Na partida estavamos muitos reunidos, com convidados e em amizade. Foi um retrato que me marcou ao fim destes mais de 3 anos a fazer rondas, sempre a partir do mesmo local, sempre o mesmo espírito.
Partimos a Benedita, o Rui, a Ana e eu ao encontro do Sr. R, lá estava no relvado a dormir sobre a terra, estava bom e a pensar num futuro, de um quarto a 18 contos/mês (a este preço longe do Porto) e um passe da CP para lá chegar e no seu rendimento mínimo que poderia ser posto numa transformação de vida. Num quarto com porta em vez do jardim, numa cama quente, em vez da terra fria e húmida e numa persiana, em vez do candeiro sempre amarelo, sem medos, sem sobressaltos e noites sem dormir. Deixamos-lhe esperança e tentamos com o coração e a razão levá-lo a para lá ir, pois lá também o visitaremos.
Em seguida a D. F, com a sua habitual rabugice, consegui adicionar mais uma frase inesquecível ao rol de guardamos:
"Eles que me chateiem, eu vou a Lisboa, apresento queixa e tiro-os do poder!" à qual se juntou o já conhecida "eles têm a informação toda, eu dei-lhes os nomes do cães e os nossos, por isso é só esperar pela casa!". Mais uma vez tentamos que ela melhore o estado de arrumação do estaminé pois qualquer dia vai ser motivo de problemas... O dragão aguardava a sua festinha da noite dada pela sua princesa... O Sr. V não estava por lá.

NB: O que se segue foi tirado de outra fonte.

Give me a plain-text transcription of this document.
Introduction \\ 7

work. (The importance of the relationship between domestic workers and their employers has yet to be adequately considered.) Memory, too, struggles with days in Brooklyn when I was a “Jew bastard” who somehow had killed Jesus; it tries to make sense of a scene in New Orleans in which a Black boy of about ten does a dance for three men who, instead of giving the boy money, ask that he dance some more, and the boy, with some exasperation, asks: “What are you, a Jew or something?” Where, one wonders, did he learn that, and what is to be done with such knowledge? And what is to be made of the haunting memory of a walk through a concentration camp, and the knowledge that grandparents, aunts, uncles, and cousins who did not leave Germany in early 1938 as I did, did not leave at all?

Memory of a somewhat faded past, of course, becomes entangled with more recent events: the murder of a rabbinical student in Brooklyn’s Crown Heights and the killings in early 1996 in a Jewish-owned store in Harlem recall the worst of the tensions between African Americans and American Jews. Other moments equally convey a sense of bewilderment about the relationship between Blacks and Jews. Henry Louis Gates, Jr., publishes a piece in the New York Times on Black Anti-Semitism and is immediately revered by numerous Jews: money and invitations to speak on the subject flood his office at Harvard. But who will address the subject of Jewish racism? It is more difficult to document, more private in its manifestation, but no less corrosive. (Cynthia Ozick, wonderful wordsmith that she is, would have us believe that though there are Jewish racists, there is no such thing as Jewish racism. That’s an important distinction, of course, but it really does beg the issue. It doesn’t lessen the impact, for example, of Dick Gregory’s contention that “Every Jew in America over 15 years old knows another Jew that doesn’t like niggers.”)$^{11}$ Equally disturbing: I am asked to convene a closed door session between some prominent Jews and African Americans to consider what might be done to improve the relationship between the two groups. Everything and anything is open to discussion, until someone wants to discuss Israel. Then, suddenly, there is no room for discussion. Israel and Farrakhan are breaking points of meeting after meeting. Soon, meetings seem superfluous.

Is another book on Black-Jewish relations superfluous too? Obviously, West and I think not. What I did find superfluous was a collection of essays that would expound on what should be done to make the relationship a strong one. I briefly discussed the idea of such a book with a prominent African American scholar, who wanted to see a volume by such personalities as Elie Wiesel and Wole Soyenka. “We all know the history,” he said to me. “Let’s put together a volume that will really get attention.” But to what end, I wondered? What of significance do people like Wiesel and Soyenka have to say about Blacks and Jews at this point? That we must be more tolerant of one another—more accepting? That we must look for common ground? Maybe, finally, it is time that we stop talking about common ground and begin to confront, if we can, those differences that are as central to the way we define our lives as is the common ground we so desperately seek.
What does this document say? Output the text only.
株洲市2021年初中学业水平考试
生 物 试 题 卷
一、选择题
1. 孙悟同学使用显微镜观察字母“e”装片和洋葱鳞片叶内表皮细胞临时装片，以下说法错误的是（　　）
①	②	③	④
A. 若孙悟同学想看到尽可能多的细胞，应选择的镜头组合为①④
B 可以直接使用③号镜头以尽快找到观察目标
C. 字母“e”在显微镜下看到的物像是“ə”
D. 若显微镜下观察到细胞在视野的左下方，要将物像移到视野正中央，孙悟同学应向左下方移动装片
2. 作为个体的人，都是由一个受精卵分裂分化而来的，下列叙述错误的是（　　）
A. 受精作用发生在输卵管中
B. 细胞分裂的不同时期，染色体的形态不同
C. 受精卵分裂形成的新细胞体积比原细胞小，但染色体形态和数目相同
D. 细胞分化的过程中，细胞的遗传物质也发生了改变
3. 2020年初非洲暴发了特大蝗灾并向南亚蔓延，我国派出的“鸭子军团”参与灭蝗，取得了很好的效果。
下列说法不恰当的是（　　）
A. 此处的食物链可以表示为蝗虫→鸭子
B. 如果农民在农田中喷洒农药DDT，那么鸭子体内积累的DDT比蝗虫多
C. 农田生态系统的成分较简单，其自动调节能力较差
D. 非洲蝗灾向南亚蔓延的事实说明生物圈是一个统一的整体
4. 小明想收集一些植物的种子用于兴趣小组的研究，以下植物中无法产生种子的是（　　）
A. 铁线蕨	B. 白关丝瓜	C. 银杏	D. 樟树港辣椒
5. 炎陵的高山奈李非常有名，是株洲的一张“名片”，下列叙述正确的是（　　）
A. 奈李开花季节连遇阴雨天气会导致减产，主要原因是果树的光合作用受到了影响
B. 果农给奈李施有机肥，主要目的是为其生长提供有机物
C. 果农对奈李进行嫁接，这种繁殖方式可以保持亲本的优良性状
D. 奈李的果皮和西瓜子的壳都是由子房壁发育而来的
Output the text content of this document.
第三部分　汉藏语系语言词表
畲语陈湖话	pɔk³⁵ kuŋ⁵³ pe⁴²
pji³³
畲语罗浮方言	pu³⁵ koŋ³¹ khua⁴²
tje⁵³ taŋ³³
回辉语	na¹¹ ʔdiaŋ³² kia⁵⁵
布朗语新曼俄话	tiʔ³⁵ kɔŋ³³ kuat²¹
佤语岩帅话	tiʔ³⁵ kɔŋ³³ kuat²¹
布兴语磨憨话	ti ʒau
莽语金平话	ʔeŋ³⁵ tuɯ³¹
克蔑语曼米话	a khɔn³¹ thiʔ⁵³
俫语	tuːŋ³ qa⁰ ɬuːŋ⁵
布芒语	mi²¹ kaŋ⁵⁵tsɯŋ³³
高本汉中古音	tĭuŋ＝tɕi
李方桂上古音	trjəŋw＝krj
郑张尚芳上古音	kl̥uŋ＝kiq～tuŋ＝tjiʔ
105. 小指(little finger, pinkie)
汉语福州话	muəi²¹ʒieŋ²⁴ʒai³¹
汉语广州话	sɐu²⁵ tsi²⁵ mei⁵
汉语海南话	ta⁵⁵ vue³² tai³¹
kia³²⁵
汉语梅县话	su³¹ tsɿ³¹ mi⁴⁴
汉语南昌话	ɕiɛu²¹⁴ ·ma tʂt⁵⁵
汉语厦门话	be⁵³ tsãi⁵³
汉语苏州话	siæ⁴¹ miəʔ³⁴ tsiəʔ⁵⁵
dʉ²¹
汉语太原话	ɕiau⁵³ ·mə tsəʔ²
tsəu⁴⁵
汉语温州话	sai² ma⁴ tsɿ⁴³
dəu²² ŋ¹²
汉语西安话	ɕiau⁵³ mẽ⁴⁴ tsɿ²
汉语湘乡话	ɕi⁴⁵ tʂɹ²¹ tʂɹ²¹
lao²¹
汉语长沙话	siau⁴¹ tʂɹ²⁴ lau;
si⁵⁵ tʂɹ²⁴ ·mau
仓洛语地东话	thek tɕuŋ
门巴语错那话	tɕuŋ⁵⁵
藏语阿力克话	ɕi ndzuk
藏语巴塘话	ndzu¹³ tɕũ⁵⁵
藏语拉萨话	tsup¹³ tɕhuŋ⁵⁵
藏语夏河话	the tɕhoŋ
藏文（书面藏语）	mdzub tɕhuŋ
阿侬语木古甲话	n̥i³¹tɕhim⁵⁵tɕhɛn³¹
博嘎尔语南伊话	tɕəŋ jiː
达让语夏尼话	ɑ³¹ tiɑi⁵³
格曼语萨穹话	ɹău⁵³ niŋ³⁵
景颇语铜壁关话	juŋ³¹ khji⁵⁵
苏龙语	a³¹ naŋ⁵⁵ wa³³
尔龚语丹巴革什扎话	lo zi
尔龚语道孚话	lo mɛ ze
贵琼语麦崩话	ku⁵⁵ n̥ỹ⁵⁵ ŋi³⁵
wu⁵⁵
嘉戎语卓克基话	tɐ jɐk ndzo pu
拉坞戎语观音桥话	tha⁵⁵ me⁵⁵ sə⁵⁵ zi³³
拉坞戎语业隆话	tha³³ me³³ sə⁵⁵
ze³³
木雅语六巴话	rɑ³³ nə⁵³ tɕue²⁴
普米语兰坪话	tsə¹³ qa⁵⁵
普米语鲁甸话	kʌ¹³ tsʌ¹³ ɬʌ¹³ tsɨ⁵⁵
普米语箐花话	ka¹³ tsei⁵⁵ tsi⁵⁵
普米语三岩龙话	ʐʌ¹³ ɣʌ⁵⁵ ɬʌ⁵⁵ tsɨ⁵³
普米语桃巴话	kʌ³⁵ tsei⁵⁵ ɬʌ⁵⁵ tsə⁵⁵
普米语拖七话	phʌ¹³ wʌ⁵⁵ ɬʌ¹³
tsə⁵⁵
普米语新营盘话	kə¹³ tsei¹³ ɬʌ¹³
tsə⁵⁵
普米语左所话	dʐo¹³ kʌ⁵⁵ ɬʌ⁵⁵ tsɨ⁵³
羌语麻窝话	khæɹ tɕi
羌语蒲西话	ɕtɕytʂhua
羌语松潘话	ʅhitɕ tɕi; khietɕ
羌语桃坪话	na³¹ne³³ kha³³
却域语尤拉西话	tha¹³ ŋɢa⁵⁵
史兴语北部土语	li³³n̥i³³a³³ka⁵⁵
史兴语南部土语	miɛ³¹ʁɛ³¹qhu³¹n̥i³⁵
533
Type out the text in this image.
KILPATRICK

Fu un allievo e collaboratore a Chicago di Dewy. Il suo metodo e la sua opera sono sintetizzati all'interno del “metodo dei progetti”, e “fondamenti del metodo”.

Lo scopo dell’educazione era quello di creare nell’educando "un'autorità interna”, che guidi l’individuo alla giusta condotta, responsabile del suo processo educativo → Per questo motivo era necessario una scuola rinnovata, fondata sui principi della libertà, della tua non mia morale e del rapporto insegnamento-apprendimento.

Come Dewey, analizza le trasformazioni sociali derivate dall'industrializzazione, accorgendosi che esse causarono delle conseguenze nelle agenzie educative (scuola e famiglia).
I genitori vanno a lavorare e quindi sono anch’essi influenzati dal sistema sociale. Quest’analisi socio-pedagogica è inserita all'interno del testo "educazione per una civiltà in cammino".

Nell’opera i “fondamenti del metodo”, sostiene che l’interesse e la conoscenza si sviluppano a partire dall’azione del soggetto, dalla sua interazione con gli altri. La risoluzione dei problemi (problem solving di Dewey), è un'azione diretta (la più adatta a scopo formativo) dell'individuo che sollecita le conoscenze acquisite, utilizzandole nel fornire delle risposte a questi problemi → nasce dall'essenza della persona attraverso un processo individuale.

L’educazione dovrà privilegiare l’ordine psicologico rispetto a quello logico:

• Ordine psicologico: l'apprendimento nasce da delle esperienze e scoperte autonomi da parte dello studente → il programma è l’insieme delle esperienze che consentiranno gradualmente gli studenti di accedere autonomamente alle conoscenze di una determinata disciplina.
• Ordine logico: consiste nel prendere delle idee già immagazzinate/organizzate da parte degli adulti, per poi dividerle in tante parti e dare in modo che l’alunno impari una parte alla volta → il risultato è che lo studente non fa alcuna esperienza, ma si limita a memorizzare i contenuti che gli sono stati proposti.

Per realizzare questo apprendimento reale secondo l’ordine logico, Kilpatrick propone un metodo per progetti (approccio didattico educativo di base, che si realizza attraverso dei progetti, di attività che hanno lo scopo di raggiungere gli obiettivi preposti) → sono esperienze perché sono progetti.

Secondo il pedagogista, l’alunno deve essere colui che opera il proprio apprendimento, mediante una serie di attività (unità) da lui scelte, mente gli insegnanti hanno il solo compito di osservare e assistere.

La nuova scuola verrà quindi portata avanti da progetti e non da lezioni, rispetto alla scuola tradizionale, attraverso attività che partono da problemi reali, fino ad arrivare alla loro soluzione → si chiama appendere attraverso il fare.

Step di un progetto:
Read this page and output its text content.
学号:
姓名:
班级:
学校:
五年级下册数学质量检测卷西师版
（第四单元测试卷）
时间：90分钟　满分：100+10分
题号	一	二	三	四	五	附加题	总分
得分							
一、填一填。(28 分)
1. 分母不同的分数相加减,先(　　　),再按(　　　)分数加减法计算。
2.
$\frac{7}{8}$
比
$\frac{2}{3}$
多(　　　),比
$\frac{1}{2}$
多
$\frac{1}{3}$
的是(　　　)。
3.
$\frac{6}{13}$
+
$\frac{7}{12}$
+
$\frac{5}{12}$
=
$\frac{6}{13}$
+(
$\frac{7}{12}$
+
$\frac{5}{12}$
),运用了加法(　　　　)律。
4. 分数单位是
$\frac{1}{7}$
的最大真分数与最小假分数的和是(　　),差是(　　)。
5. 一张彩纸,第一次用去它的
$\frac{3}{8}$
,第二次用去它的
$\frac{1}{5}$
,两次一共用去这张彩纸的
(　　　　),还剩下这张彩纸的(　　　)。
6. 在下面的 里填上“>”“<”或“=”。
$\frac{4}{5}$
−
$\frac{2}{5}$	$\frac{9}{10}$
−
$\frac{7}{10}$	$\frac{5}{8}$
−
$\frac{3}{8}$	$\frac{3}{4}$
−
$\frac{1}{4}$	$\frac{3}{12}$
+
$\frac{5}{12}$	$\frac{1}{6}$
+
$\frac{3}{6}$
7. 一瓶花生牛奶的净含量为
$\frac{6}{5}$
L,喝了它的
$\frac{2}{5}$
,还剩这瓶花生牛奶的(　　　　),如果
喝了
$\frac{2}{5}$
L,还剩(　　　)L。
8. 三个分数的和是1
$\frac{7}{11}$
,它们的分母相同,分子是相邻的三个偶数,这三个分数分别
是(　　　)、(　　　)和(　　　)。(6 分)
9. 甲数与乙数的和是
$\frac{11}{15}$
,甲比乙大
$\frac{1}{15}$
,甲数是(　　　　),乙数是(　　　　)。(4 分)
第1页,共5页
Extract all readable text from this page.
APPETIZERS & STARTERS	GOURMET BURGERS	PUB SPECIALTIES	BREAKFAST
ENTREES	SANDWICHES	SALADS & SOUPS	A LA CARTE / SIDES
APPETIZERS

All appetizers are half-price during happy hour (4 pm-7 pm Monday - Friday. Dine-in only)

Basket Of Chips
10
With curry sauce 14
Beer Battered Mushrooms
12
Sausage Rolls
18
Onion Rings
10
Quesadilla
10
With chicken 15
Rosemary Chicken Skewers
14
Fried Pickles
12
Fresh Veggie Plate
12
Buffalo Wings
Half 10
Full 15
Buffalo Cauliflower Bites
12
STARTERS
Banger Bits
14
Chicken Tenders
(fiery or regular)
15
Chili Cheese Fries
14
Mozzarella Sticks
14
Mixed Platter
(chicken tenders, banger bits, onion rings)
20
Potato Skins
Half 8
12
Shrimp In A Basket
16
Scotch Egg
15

Encontramos no multibanco o Sr. Z, já não o víamos há muito, estava bom, os MDM passaram por lá a dar-lhe uma ajuda com as unhas, falou-nos da dificuldade de comer sem dentadura, que outros têm. "Se houvessse um quarto a esse preço [90€] eu ia!"
Em seguida recebemos mais uma mesinha no "nosso curandeiro": "3 banhos de água do mar e um de jasmim, mas sem tomar quaklquer outro banho! e isso passa tudo". Falou-nos da horas abertas, aquelas em que os vivos e os mortos se juntam para atazanar uma pessoa, são entre as 3h e as 4h e das 14 às 15h... Estava bom, apesar desta semana não ter recebido comida na instituição que todas as semanas o ajuda. A mulher duvidou dele por chegar a casa sem nada. O sorriso dele e as conversas cada vez mais soltas e prolongadas mostram uma relação que existe.
Vimos a correr o R, que ia em trânsito e que pela 6ª ou 7ª vez marcou uma ida ao CAT, tem estado a dormir numa casa, numa cama!! a servir de guarda.
Subimos e fomos saber da P, mas ela não estava lá (agora arranjou um quarto, será que ainda o tem?). Encontramos um rapaz novo, que recaiu há pouco e não sabe como voltar a endireitar a vida, demos-lhe o folheto, pode ser que nele esteja a resposta. Desejou que já não o encontrassemos na próxima semana. Aqui está um desejo genuíno e ao mesmo tempo paradoxal, não queremos ver as pessoas na rua e quando não as vemos ficamos preocupados com elas, onde andarão? Às vezes não acontece assim, sabemos onde estão e ficamos felizes por não as vermos.
A polícia estava por lá, como tem acontecido nos últimos tempos, e por isso não encontramos mais ninguém, excepto o nosso sr. A, que estava contente, os filhos parecem cada vez mais "encarreirar" na faculdade e em formação/trabalho.
Terminamos tarde, com a partilha de mais uma noite ao encontro das pessoas que a rua prende.